Adapt or Forget: Provable Tradeoffs Between Adam and SGD in Nonstationary Optimization

TL;DR

This paper provides a theoretical analysis of Adam's performance in non-stationary stochastic optimization, revealing a noise-drift tradeoff that explains when Adam outperforms or underperforms compared to SGD.

Contribution

It offers the first rigorous bounds characterizing Adam's behavior under non-stationarity, highlighting the impact of hyperparameters and distribution shifts.

Findings

Derived finite-time bounds for Adam's tracking error and stationarity gap.

Identified a noise--drift tradeoff influencing Adam's stability and performance.
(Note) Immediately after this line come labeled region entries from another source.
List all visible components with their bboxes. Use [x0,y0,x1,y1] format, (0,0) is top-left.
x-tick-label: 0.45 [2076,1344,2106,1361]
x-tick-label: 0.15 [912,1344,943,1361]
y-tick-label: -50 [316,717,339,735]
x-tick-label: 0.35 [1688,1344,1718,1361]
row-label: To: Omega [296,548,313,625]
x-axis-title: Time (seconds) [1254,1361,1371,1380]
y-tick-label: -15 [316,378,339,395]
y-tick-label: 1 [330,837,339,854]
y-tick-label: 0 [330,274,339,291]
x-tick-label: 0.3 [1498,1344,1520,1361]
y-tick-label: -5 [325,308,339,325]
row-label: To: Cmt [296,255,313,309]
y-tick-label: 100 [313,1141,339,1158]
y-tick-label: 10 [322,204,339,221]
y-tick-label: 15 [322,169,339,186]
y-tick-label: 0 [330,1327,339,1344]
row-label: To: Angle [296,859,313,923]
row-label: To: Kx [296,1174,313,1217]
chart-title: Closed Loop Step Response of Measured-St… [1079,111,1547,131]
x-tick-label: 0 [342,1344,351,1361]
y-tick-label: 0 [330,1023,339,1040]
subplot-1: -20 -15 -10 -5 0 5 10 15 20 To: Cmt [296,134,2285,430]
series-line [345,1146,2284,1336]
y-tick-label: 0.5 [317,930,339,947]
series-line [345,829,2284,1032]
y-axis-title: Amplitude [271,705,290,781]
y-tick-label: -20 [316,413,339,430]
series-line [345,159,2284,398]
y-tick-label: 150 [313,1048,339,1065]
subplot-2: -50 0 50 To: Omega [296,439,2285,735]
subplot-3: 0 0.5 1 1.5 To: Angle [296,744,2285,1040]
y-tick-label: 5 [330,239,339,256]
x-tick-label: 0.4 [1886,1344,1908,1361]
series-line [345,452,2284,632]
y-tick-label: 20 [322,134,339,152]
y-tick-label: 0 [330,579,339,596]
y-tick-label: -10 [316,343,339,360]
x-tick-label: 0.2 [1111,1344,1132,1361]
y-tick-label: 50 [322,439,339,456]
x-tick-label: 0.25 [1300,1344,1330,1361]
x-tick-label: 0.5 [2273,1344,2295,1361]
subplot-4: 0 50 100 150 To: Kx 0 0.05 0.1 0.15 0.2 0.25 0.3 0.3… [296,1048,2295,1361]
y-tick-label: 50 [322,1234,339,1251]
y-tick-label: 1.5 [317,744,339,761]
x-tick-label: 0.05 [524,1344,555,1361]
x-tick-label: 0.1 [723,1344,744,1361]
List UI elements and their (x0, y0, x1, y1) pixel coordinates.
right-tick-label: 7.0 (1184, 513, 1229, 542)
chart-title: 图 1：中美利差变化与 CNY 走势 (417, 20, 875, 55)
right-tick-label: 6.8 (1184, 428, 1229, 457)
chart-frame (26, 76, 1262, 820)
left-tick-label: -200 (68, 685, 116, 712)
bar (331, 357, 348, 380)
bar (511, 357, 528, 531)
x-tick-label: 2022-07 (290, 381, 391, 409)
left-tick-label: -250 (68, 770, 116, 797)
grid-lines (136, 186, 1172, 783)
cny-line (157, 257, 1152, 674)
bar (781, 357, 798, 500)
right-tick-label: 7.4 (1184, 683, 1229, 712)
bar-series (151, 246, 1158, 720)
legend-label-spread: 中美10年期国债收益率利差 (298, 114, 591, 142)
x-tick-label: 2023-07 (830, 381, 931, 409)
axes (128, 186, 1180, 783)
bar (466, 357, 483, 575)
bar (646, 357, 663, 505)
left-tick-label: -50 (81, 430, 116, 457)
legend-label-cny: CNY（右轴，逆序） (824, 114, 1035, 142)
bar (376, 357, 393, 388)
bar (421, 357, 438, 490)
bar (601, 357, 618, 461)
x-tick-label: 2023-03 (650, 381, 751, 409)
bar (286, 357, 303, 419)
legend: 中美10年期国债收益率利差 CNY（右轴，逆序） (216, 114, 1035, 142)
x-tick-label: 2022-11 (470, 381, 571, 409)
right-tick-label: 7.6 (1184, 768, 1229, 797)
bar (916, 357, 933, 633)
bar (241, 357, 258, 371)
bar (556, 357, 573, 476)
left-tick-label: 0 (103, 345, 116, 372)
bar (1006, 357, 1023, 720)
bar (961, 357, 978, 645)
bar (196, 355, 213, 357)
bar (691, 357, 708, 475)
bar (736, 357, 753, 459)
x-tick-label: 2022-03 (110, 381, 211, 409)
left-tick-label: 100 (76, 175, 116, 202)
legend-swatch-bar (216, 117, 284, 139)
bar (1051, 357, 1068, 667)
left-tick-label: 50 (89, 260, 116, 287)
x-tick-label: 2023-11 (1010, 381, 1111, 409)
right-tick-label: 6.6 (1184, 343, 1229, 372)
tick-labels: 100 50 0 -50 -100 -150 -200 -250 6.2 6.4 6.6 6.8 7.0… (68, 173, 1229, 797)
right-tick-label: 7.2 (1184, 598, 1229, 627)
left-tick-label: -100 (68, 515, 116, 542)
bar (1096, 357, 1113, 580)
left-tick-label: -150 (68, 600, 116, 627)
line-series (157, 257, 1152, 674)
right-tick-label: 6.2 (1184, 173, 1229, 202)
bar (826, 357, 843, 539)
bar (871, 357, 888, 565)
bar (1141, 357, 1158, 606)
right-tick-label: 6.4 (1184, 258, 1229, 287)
Characterized when adaptive step-sizing benefits or harms Adam in non-stationary settings.

Abstract

We provide a theoretical analysis of Adam under non-stationary stochastic objectives, separating two regimes: Euclidean tracking under adaptive strong monotonicity of the Adam-preconditioned mean-gradient operator, and high-probability projected stationarity guarantees under general $L$-smooth objectives. In the tracking regime, we derive finite-time expected and high-probability bounds that decompose sharply into four components: initialization, objective drift, a first-moment tracking error governed by $\beta_1$, and a preconditioner perturbation governed by $\beta_2$. We characterize the burn-in time to reach Adam's irreducible tracking floor under constant and step-decay schedules. We also prove a high-probability bound on the average projected stationarity gap for Adam under distribution shift. Across both analyses, our bounds reveal a noise--drift tradeoff: in noise-dominated regimes, first-moment averaging and adaptive preconditioning can improve the high-probability error, whereas in drift-dominated regimes, stale first-moment information and preconditioner perturbations can compound the cost of nonstationarity, allowing vanilla SGD to achieve a smaller tracking floor. Our explicit $(\beta_1,\beta_2,\epsilon)$-dependent bounds delineate when adaptive step-sizing is beneficial versus harmful, and provide a theoretical mechanism for Adam's empirical instability and stabilization under distribution shift.